Regulators would be wise to consider the capital efficiency of the reforms they intend to invoke, or the current recession could extend well into the future. The US should take a lesson from the Japanese banking experience and focus on new ways to control risk, rather than simply collateralizing it.

Monday, August 03, 2009

In Defense of Financial Theories

I recently read a ridiculous critique of Value at Risk (VaR) by Pablo Triana in BusinessWeek (“The Risk Mirage at Goldman,” Aug 10, 2009). His review of this advanced financial technique is scathing:
VaR-based analysis of any firm's riskiness is useless. VaR lies. Big time. As a predictor of risk, it's an impostor. It should be consigned to the dustbin. Firms should stop reporting it. Analysts and regulators should stop using it.
Mr Triana bases his assertion on the observation that VaR is “a mathematical tool that simply reflects what happened to a portfolio of assets during a certain past period,” and that “the person supplying the data to the model can essentially select any dates.” My response to his argument is simply to ask, “Isn’t that true of any model or theory…?” Mr Triana goes on to argue that:
VaR models also tend to plug in weird assumptions that typically deliver unrealistically low risk numbers: the assumption, for instance, that markets follow a normal probability distribution, thus ruling out extreme events. Or that diversification in the portfolio will offset risk exposure.
In essence, Mr Triana seems to be saying that normally distributed results have bounds, and that portfolio diversification does not offset risk. Neither of his assertions are supported by probability theory or the empirical evidence. Yet, Mr Triana goes on to conclude, “it’s time to give up analytics so that real risk can be revealed.”

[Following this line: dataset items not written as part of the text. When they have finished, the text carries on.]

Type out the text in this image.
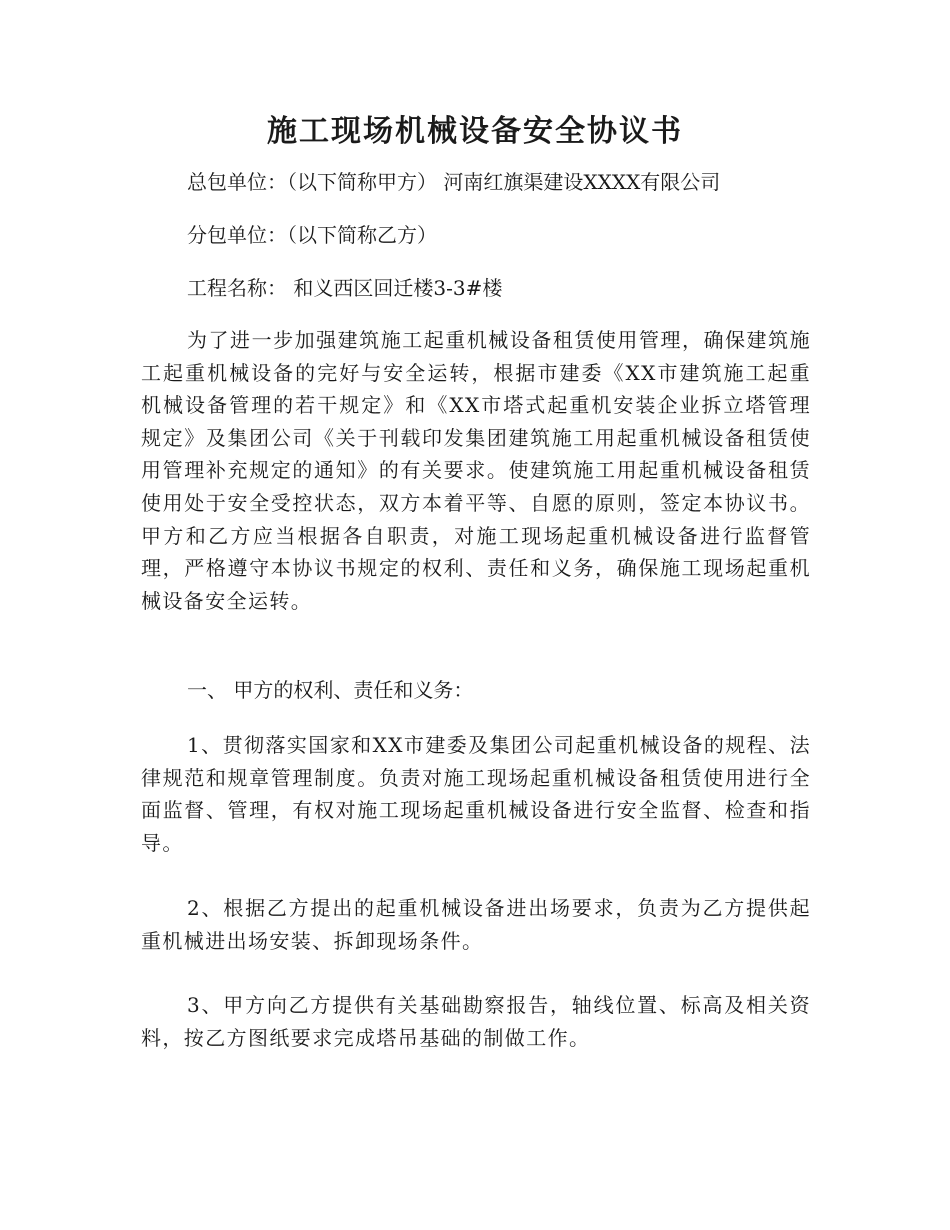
施工现场机械设备安全协议书
总包单位：（以下简称甲方） 河南红旗渠建设XXXX有限公司
分包单位：（以下简称乙方）
工程名称： 和义西区回迁楼3-3#楼
为了进一步加强建筑施工起重机械设备租赁使用管理，确保建筑施工起重机械设备的完好与安全运转，根据市建委《XX市建筑施工起重机械设备管理的若干规定》和《XX市塔式起重机安装企业拆立塔管理规定》及集团公司《关于刊载印发集团建筑施工用起重机械设备租赁使用管理补充规定的通知》的有关要求。使建筑施工用起重机械设备租赁使用处于安全受控状态，双方本着平等、自愿的原则，签定本协议书。甲方和乙方应当根据各自职责，对施工现场起重机械设备进行监督管理，严格遵守本协议书规定的权利、责任和义务，确保施工现场起重机械设备安全运转。
一、 甲方的权利、责任和义务：
1、贯彻落实国家和XX市建委及集团公司起重机械设备的规程、法律规范和规章管理制度。负责对施工现场起重机械设备租赁使用进行全面监督、管理，有权对施工现场起重机械设备进行安全监督、检查和指导。
2、根据乙方提出的起重机械设备进出场要求，负责为乙方提供起重机械进出场安装、拆卸现场条件。
3、甲方向乙方提供有关基础勘察报告，轴线位置、标高及相关资料，按乙方图纸要求完成塔吊基础的制做工作。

Mr Triana does a disservice to the financial services industry and public at large with his dramatic commentary. Yes, the discipline of finance has much to learn from the ongoing economic crisis, and of course, financial theory in general will evolve based on these recent lessons. However, just because one gets a bad meal in one restaurant does not mean that one should quit going to restaurants.

Financial theories such as VaR stand as state-of-the-art tools in the business of finance and risk management. These techniques are grounded in the same stochastic methodologies that are used by engineers in virtually every industry. To dismiss VaR so completely without considering its utility for supporting effective financial decisions is tantamount to sending financial theory back to the dark ages. Our knowledge of finance needs to advance as a result of what is happening in the economy, not go backwards.

Sunday, August 02, 2009

Government Spending and Gross Domestic Product

Data recently released by the US Department of Commerce suggests that government spending as a percentage of Gross Domestic Product (GDP) remains historically low, despite government efforts to increase its consumption significantly. According to the GDP data for the second quarter of 2009, government consumption stood at 20.7% of the total US GDP (as of June 30). This compares with 23.6% for the same period in 1952, 22.0% in 1962, 21.5% in 1972, 20.7% in 1982, 20.1% in 1992, and 18.6% in 2002. The data indicate that government expenditures as a percentage of GDP have been declining since the early 1950’s, and remain relatively low by this measure. Note that government expenditures for GDP include defense and non-defense spending, as well as spending by state and local governments. The current rates of government consumption as a percentage of GDP are by no means alarming, at least by historical standards. Of greater concern might be the negative impact of net exports/imports on US GDP in recent years.